I need to do a multiplication with a fixed sparse matrix. Since the matrix is fixed, i don’t need the gradient wrt to that matrix, but only wrt the other matrix. Since there’s no autograd for sparse matrices yet, I implemented it like this:
class LeftMatMulSparseFixedWeights(torch.autograd.Function): """ Implementation of matrix multiplication of a Sparse Variable with a Dense Variable, returning a Dense one. This is added because there's no autograd for sparse yet. No gradient computed on the sparse weights. """ def forward(self, sparse_weights, x): self.save_for_backward(sparse_weights) return torch.mm(sparse_weights, x) def backward(self, grad_output): sparse_weights, = self.saved_tensors return None, torch.mm(sparse_weights.t(), grad_output)
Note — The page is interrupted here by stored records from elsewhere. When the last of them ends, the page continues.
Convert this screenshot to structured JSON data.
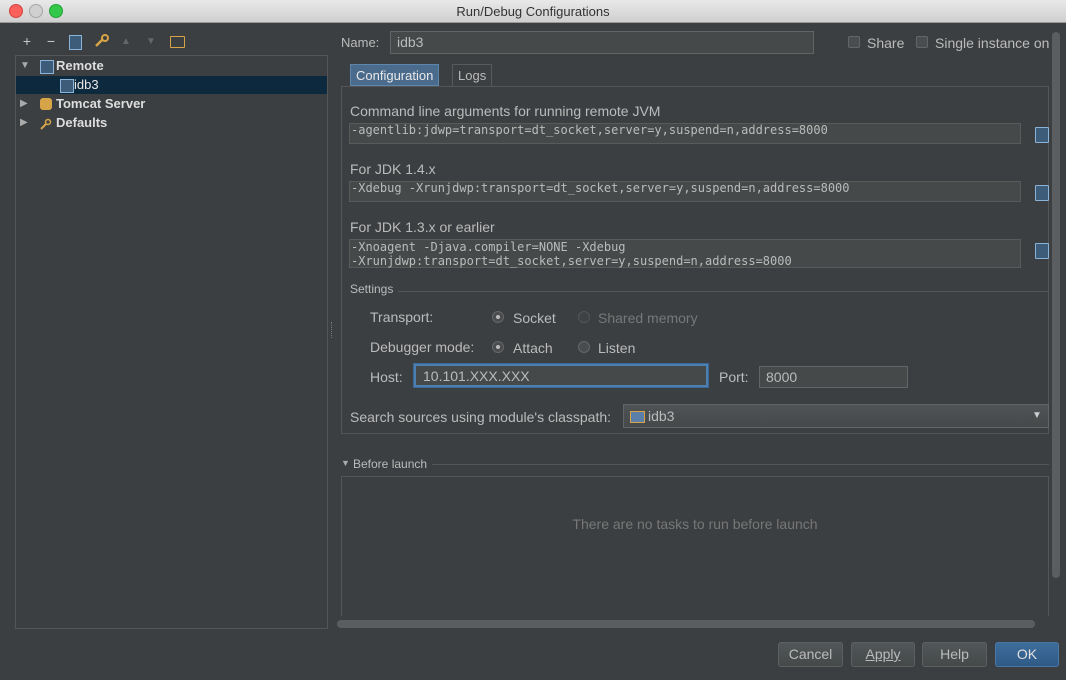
{
  "window": {
    "title": "Run/Debug Configurations"
  },
  "toolbar": {
    "add": "+",
    "remove": "−",
    "copy": "⧉",
    "edit": "🔧",
    "up": "▲",
    "down": "▼",
    "folder": "🗀"
  },
  "tree": {
    "items": [
      {
        "label": "Remote",
        "expanded": true,
        "icon": "remote-icon"
      },
      {
        "label": "idb3",
        "icon": "remote-config-icon",
        "selected": true
      },
      {
        "label": "Tomcat Server",
        "expanded": false,
        "icon": "tomcat-icon"
      },
      {
        "label": "Defaults",
        "expanded": false,
        "icon": "wrench-icon"
      }
    ]
  },
  "header": {
    "name_label": "Name:",
    "name_value": "idb3",
    "share_label": "Share",
    "single_instance_label": "Single instance only"
  },
  "tabs": [
    {
      "label": "Configuration",
      "active": true
    },
    {
      "label": "Logs",
      "active": false
    }
  ],
  "config": {
    "cmd_label": "Command line arguments for running remote JVM",
    "cmd_value": "-agentlib:jdwp=transport=dt_socket,server=y,suspend=n,address=8000",
    "jdk14_label": "For JDK 1.4.x",
    "jdk14_value": "-Xdebug -Xrunjdwp:transport=dt_socket,server=y,suspend=n,address=8000",
    "jdk13_label": "For JDK 1.3.x or earlier",
    "jdk13_line1": "-Xnoagent -Djava.compiler=NONE -Xdebug",
    "jdk13_line2": "-Xrunjdwp:transport=dt_socket,server=y,suspend=n,address=8000"
  },
  "settings": {
    "title": "Settings",
    "transport_label": "Transport:",
    "transport_socket": "Socket",
    "transport_shared": "Shared memory",
    "debugger_label": "Debugger mode:",
    "debugger_attach": "Attach",
    "debugger_listen": "Listen",
    "host_label": "Host:",
    "host_value": "10.101.XXX.XXX",
    "port_label": "Port:",
    "port_value": "8000",
    "classpath_label": "Search sources using module's classpath:",
    "classpath_value": "idb3"
  },
  "before_launch": {
    "title": "Before launch",
    "empty_text": "There are no tasks to run before launch"
  },
  "buttons": {
    "cancel": "Cancel",
    "apply": "Apply",
    "help": "Help",
    "ok": "OK"
  }
}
This “works”, but I get into trouble anyway:
If I create one function object in the enclosing Module, like so:
class FixedSparseLinMod(nn.Module): """ A module that reads a sparse matrix from a file and does the left matrix multiplication. Typical usage is a terms-class matrix for zero-shot learning. """ def __init__(self, sparse_mat_file): super(FixedSparseLinMod, self).__init__() dims, inds, vals = read_sparse_tensor(sparse_mat_file) i = torch.LongTensor([[x for x in inds], [x for x in inds]]) v = torch.FloatTensor(vals) s = torch.Size([len(dims), len(dims)]) self.sparse_mat = nn.Parameter(torch.sparse.FloatTensor(i, v, s), requires_grad=False) self.matmul = LeftMatMulSparseFixedWeights()
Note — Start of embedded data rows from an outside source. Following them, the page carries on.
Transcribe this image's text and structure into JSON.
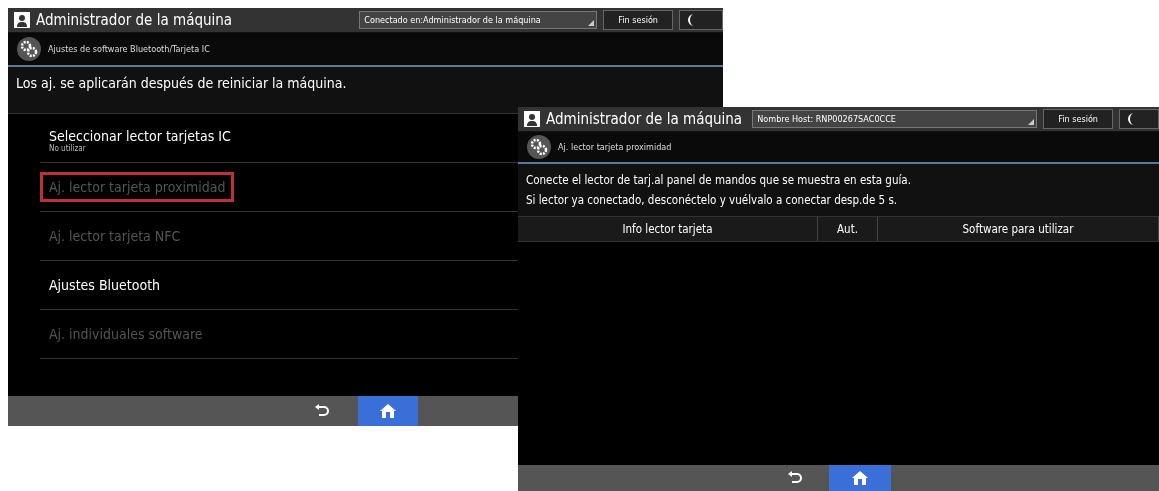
{
  "screens": [
    {
      "kind": "list",
      "header": {
        "title": "Administrador de la máquina",
        "field": "Conectado en:Administrador de la máquina",
        "logout": "Fin sesión"
      },
      "breadcrumb": "Ajustes de software Bluetooth/Tarjeta IC",
      "message": [
        "Los aj. se aplicarán después de reiniciar la máquina."
      ],
      "items": [
        {
          "label": "Seleccionar lector tarjetas IC",
          "sub": "No utilizar",
          "disabled": false,
          "highlighted": false
        },
        {
          "label": "Aj. lector tarjeta proximidad",
          "disabled": true,
          "highlighted": true
        },
        {
          "label": "Aj. lector tarjeta NFC",
          "disabled": true,
          "highlighted": false
        },
        {
          "label": "Ajustes Bluetooth",
          "disabled": false,
          "highlighted": false
        },
        {
          "label": "Aj. individuales software",
          "disabled": true,
          "highlighted": false
        }
      ]
    },
    {
      "kind": "table",
      "header": {
        "title": "Administrador de la máquina",
        "field": "Nombre Host: RNP00267SAC0CCE",
        "logout": "Fin sesión"
      },
      "breadcrumb": "Aj. lector tarjeta proximidad",
      "message": [
        "Conecte el lector de tarj.al panel de mandos que se muestra en esta guía.",
        "Si lector ya conectado, desconéctelo y vuélvalo a conectar desp.de 5 s."
      ],
      "columns": [
        "Info lector tarjeta",
        "Aut.",
        "Software para utilizar"
      ]
    }
  ]
}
and then use the following in the forward pass:
def forward(self, x): return self.matmul(self.sparse_mat, x.t()).t()
Then I get this:
in backward sparse_weights, = self.saved_tensors RuntimeError: Trying to backward through the graph second time, but the buffers have already been freed. Please specify retain_variables=True when calling backward for the first time.
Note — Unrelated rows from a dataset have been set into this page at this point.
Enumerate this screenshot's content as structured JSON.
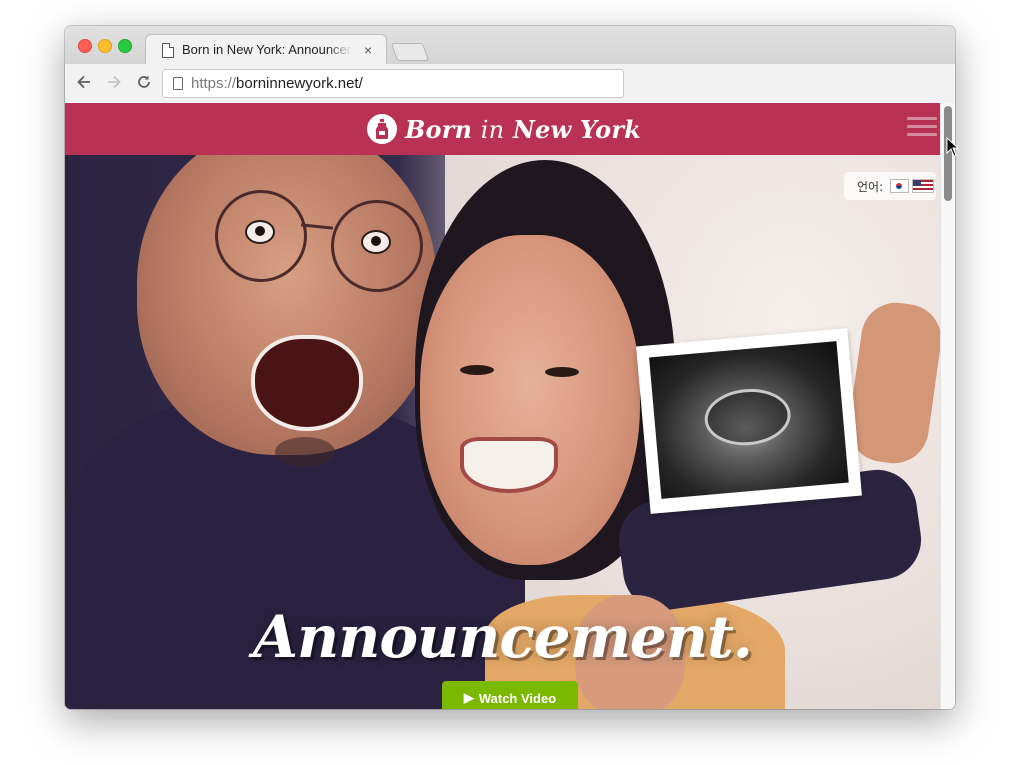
{
  "browser": {
    "tab_title": "Born in New York: Announcement",
    "tab_close": "×",
    "url_scheme": "https://",
    "url_host": "borninnewyork.net/",
    "back_icon": "arrow-left-icon",
    "forward_icon": "arrow-right-icon",
    "reload_icon": "reload-icon"
  },
  "site": {
    "logo_word1": "Born",
    "logo_word2": "in",
    "logo_word3": "New York",
    "brand_color": "#b93153",
    "language_label": "언어:",
    "headline": "Announcement.",
    "cta_label": "Watch Video",
    "cta_icon": "▶",
    "cta_color": "#7bb800"
  }
}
I also confirmed that forward and backward work fine for the first batch, but the backward pass throws for the second batch. Ok, so looks like the shared self.matmul is cleaning up some state in a weird way after each pass. So my first question is: “What’s getting freed here? Why isn’t the sparse_weights state saved correctly during the second forward?”
I tried working around it by simply creating a new LeftMatMulSparseFixedWeights function object each mini-batch, by doing this in the enclosing Module:
def forward(self, x): return LeftMatMulSparseFixedWeights()(self.sparse_mat, x.t()).t()
This works, but creates a memory leak, which causes the process to crash because I run out of CUDA memory after some time.
I’m thinking the first approach is the correct one, but I can’t find a way to not get that error. Even for the second approach, though, i don’t really understand the memory leak: Isn’t the function object automatically freed?
Help very much appreciated!